実行すると、次のファイルが生成されます。

5. Poeditなどで翻訳する

次のPOファイルを Poedit で開きます。

/plugins/baser-core/resources/locales/en/baser_core.po

POTファイルを読み込む

Poedit の メニューから、POTファイルを読み込みます。

メニュー翻訳POTファイルから更新

次のファイルを選択すると新しい翻訳対象が増えた場合に反映されます。

/plugins/baser-core/resources/locales/baser_core.pot

Poeditによる翻訳手順

文字色がオレンジのものが未翻訳となります。(ただし、翻訳済みであっても必ずしも正しいとは限りませんので、翻訳の内容が正しいかどうか確認する必要はあります。)
右側のペインに、翻訳の候補となる英文(機械翻訳の他に過去の翻訳例や人力での翻訳例など)が複数提案されますので、内容をしっかり確認して問題ない場合だけ受け入れます。

受け入れる場合には、右下の「要確認」をクリックします。

翻訳ファイルを作成する

PoeditでPOファイルを保存すると、直ちに下記の翻訳ファイルMOファイルが作成されます。

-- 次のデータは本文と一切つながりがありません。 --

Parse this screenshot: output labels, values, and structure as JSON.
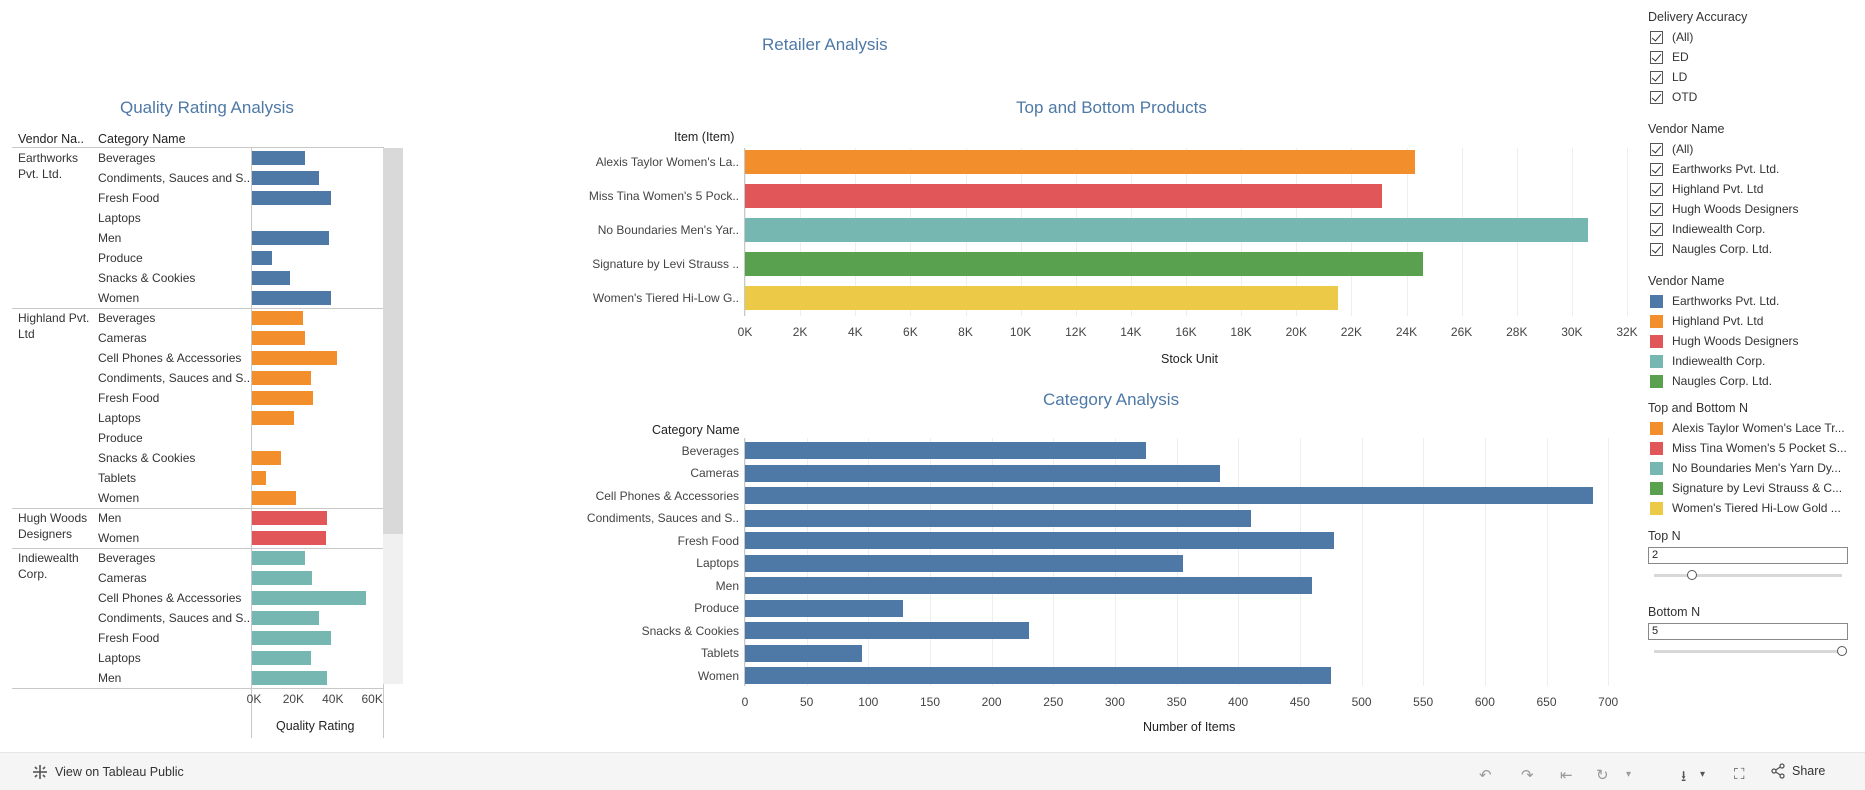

/plugins/baser-core/resources/locales/en/baser_core.mo

6. プルリクエストを送る

翻訳が終わったらGitにコミットし、プルリクエストを作成します。

marker error(s) detected が発生した場合

翻訳関数の利用箇所でエラーが発生しています。

Dockerコンテナ内部で、i18nシェル実行時に--marker-errorオプションを追加すると詳細な内容が確認できます。